The determinant is unique in the sense that, if a function of pairs of vectors has the above three properties of #\det#, it is the determinant function #\det#.
These properties are easy to verify. For example, the second property follows from
\[
\left|\begin{array}{cc} a_{11} & a_{12} \\ a_{21} & a_{22}\end{array}\right|
=a_{11}a_{22}-a_{12}a_{21} =-(a_{21}a_{12}-a_{22}a_{11})=-
\left|\begin{array}{cc} a_{21} & a_{22}\\ a_{11} & a_{12} \end{array}\right|
\]
Uniqueness: Suppose that #D# is a function of pairs of vectors, which has the aforementioned three properties of #\det#. Then we have #D(\vec{a}, \vec{a})=0#. By using the bilinearity, we find:
\[
\begin{array}{rcl}
D(\rv{a,b},\rv{c,d}) & =&D(a\vec{e}_1 + b\vec{e}_2,c\vec{e}_1 + d\vec{e}_2)\\ &&\phantom{xxx}\color{blue}{\text{row vectors written in terms of standard basis } \vec{e}_1,\,\vec{e}_2}\\
& =&aD(\vec{e}_1,c\vec{e}_1 + d\vec{e}_2)+ bD(\vec{e}_2,c\vec{e}_1 + d\vec{e}_2)\\ &&\phantom{xxx}\color{blue}{\text{linearity in the first argument}}\\
& =&ac D(\vec{e}_1, \vec{e}_1)+ad D(\vec{e}_1,\vec{e}_2)

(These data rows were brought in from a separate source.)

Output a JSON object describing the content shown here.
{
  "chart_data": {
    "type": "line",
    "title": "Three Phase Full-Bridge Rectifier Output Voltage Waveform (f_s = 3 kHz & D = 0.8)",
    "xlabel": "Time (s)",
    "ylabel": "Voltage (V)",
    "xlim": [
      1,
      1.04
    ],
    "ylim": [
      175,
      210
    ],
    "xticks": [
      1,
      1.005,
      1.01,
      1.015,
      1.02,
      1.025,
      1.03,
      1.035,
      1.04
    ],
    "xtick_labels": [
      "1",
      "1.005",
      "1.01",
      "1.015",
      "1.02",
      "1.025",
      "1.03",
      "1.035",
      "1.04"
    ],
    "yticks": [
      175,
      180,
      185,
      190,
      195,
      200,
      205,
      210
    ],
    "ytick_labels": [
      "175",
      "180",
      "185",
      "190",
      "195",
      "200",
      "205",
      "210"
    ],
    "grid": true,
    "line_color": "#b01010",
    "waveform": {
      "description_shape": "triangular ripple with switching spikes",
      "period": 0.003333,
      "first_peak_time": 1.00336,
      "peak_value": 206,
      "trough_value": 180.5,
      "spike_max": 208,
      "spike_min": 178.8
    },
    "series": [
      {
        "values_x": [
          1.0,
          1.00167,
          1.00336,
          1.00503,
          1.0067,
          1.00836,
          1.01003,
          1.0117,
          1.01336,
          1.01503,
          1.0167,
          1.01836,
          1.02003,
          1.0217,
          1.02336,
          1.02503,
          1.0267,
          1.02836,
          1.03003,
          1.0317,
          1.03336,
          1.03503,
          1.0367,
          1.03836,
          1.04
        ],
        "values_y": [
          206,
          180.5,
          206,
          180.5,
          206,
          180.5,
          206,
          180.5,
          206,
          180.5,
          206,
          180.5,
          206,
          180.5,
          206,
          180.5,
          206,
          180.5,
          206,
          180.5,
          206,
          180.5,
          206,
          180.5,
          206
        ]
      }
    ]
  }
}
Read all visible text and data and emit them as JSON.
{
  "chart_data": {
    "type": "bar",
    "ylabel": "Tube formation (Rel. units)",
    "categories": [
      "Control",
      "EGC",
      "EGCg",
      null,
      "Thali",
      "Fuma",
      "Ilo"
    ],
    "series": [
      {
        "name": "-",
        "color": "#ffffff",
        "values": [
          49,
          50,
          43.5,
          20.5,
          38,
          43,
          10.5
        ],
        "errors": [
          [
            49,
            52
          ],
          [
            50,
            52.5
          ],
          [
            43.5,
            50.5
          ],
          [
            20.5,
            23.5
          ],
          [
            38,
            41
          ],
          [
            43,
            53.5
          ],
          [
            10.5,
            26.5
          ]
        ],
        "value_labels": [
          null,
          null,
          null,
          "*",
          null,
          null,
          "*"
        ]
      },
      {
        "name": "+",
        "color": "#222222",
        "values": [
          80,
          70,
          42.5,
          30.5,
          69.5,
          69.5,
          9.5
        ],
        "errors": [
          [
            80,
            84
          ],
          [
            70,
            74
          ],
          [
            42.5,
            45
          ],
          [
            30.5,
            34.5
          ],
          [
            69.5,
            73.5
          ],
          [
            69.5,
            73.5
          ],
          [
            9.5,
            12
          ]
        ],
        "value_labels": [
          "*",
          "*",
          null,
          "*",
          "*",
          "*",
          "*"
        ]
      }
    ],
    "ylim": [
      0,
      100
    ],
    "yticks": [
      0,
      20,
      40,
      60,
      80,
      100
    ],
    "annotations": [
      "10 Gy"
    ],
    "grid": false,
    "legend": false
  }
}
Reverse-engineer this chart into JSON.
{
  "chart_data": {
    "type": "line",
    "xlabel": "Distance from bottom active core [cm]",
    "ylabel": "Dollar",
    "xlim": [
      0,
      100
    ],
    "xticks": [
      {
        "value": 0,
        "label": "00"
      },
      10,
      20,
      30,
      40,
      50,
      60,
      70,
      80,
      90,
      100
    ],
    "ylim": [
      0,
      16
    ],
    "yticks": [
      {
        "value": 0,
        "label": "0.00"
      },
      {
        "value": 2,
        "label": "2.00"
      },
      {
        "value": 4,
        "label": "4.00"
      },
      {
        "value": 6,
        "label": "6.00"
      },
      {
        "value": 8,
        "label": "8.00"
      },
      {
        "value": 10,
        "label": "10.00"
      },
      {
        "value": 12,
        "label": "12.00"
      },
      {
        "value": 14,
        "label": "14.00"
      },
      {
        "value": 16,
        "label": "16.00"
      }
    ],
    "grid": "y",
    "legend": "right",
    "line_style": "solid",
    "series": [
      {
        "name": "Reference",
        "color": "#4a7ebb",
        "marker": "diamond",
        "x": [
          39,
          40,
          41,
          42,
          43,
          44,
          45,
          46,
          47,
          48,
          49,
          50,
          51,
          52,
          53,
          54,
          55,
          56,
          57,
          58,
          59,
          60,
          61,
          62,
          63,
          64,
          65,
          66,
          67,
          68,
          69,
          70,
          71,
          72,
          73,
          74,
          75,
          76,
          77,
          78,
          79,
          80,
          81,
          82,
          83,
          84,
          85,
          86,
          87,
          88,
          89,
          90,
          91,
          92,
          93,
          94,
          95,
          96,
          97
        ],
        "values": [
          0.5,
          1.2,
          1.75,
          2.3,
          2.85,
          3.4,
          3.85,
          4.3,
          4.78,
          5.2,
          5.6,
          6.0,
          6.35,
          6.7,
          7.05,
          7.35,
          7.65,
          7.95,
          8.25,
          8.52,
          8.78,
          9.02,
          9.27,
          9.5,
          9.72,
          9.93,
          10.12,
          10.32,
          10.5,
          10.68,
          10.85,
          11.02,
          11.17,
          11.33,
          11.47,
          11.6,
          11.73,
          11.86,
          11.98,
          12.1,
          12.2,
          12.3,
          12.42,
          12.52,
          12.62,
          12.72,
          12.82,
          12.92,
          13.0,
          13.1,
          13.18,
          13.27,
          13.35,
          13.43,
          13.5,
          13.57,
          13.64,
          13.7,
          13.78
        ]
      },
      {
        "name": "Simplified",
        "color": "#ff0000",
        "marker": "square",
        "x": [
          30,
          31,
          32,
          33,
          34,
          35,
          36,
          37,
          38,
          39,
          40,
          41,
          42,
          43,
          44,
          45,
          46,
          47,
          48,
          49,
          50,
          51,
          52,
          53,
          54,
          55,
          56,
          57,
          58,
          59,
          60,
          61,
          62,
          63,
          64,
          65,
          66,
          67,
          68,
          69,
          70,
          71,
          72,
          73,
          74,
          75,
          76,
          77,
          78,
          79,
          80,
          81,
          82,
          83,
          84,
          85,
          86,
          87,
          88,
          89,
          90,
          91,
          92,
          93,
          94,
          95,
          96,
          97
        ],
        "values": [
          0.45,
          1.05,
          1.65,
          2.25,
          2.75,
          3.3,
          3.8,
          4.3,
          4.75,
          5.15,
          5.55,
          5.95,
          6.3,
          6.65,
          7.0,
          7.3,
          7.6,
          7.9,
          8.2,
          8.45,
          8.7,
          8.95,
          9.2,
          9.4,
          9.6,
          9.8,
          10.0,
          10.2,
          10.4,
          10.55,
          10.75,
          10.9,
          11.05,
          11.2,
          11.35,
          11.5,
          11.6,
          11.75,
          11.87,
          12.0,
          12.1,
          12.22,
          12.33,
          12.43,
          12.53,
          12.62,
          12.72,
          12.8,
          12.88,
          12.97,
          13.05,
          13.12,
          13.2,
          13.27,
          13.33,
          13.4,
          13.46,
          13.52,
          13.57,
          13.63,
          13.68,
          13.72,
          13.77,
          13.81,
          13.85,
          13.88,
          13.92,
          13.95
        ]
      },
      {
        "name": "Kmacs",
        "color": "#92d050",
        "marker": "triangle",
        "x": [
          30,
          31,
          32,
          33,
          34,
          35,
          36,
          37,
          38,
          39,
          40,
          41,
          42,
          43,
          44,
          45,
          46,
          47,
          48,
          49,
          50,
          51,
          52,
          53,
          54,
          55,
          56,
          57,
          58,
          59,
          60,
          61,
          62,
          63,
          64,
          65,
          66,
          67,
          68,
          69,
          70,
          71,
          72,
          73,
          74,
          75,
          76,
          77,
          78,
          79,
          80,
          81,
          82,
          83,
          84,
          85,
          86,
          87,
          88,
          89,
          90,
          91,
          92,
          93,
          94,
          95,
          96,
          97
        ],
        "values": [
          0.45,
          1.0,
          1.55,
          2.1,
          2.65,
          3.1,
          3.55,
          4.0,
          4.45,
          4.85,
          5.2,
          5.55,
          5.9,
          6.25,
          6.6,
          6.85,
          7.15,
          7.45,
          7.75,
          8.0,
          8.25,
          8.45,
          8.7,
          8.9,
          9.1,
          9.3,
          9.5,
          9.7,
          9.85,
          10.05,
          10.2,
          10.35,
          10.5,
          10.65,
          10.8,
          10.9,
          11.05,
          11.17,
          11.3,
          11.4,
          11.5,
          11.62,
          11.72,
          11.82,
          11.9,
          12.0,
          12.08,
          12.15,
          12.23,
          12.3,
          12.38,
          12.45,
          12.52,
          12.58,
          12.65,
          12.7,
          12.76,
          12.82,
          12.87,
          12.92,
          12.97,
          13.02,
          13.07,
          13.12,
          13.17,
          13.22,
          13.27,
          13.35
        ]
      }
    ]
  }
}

+ bc D(\vec{e}_2,\vec{e}_1)+bd D(\vec{e}_2, \vec{e}_2)\\ &&\phantom{xxx}\color{blue}{\text{linearity in the second argument}}\\ & =& ad\,D(\vec{e}_1,\vec{e}_2) + bc\, D(\vec{e}_2,\vec{e}_1)\\ &&\phantom{xxx}\color{blue}{D(\vec{a}, \vec{a})=0}\\
& =& (ad-bc) D(\vec{e}_1,\vec{e}_2) \\ &&\phantom{xxx}\color{blue}{D(\vec{e}_2, \vec{e}_1)=-D(\vec{e}_1, \vec{e}_2)}\\ &=&ad-bc\\ &&\phantom{xxx}\color{blue}{D(\vec{e}_1, \vec{e}_2)=1}\\ &=&\det(\rv{a,b},\rv{c,d}) \\ &&\phantom{xxx}\color{blue}{\text{definition of }\det}
\end{array}
\]
It may seem overkill to describe a simple expression like #a\cdot d-b\cdot c# with these properties, but in higher dimensions such a definition will be essential because explicit formulas are unmanageable for calculations.
The reason for working out the calculations in this simple situation is that the higher dimensional case shows the same kind of calculation, where we will refrain from elaborating all details.
Note that the minus sign is caused by a change in the order of the vectors in the second to last transition.